Les ustensiles de toilettes sont à la hauteur de ces recherches de beauté. Les miroirs se perfectionnent, ils deviennent plans et réfléchissent mieux. Les peintres en font un usage fréquent, compliquant l’image. Baguiers, aiguières, resplendissent. On arbore en sautoir un pendentif qui fait cure-dents et cure-oreille, ou une pomme de senteur, parfois fixée au chapelet. La pomme de senteur est un luxueux accessoire qui utilise or, argent, émeraude, rubis. Elle est d’origine anglaise, germanique. La pommes s’ouvre en quatre à huit quartiers qui chacun contiennent un parfum : rose, cannelle, angélique, etc. (illustrations). Les parfums, pense-t-on, préservent des épidémies, aussi l’objet n’est-il pas exclusivement féminin et intéresse-t-il l’hygiène publique : sur son portrait par Jacob Cornelisz (1474-1533), le bourgmestre et bailli Jen Gerritz van Egmond présente, entre pouce et index, une de ces pommes de senteur qu’une chaînette relie à son majeur.
Tel un objet dans un jeu de piste, le double peigne en ivoire hérité du Moyen Age est présent, à moitié caché parmi les ustensiles qui encombrent la table de toilette devant laquelle se tient une belle dame (peinture vers 1560, d’après Fr. Clouet ?). La dame à la toilette est un sujet qu’affectionne l’époque, sans qu’on en sache toujours le sens exact : portrait intimiste et raffiné ? Vanité ? Même incertitude pour une toile de Lavinia Fontana, où la dame présente les attributs ordinaires de la Prudence et de la Fidélité.
Les thèmes bibliques demeurent, en particulier celui de la chaste Suzanne : gravure d’après Lucas Penni par l’angevin René Boysvin, miniature d’un livre d’heures à l’usage de Rome, paire de médaillons émaillés (1581), l’un présentant le magistrat Jean Guénin assistant à la scène, l’autre sa femme, scène dont ils doivent tirer l’enseignement : fidélité de l’épouse, confiance de l’époux.
L’opposition entre le Moyen Age et la Renaissance, ainsi que le rappela Etienne Gilson, est en partie fausse : bien souvent, « le moderne est du médiéval que l’on n’a pas reconnu ». La Renaissance ne désigne point un réveil de la culture mais un regain d’intérêt pour l’Antiquité, regain qui ne doit pas dissimuler la continuité d’une époque à l’autre, du point de vue de la culture chrétienne et de celui du goût pour l’antique, goût que n’a pas ignoré le Moyen Age.

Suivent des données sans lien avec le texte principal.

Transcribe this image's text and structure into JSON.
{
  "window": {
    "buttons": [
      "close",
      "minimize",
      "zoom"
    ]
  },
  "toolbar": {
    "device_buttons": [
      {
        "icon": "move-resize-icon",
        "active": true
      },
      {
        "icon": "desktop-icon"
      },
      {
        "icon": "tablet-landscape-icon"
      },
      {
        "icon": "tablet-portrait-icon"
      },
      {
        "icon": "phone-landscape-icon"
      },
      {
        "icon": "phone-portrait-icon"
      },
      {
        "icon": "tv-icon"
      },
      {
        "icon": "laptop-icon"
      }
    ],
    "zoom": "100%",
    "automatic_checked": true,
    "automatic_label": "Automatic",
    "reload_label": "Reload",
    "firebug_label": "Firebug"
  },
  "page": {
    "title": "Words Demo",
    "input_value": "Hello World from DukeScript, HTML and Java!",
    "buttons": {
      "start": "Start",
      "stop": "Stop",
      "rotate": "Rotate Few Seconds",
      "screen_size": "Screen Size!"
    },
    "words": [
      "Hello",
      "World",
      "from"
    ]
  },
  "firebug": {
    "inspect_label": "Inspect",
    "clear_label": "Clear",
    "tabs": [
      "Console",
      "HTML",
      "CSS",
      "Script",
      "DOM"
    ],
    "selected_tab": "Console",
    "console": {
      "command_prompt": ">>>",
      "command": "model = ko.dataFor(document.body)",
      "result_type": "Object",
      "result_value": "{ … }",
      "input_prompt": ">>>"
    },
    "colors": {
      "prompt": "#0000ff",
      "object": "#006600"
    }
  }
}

La forte influence de l’Antiquité se fait sentir dans les nombreuses « toilettes des dieux ». Celle de Vénus est la plus fréquente, écho des Aphrodite gréco-romaines. Jean de Bologne cisèle dans le bronze une jolie Vénus accroupie s’essuyant. De l’Ecole de Fontainebleau, une grande huile : Vénus se mire dans le miroir, entourée d’une servante et de Cupidon. On regrette l’anonymat de ce beau tableau. Nombreuses sont les gravures réalisées ici et là d’après Raphaël, d’après Primatice, d’après Lucas Penni, qui contribuent à diffuser l’italianisme. L’occasion de représenter le corps nu, dans un décor d’architecture idéale. Les gravures nordiques, elles, préfèrent de plus réalistes bains, parfois mixtes, souvent séparés (Albrecht Dürer, Virginis Solis).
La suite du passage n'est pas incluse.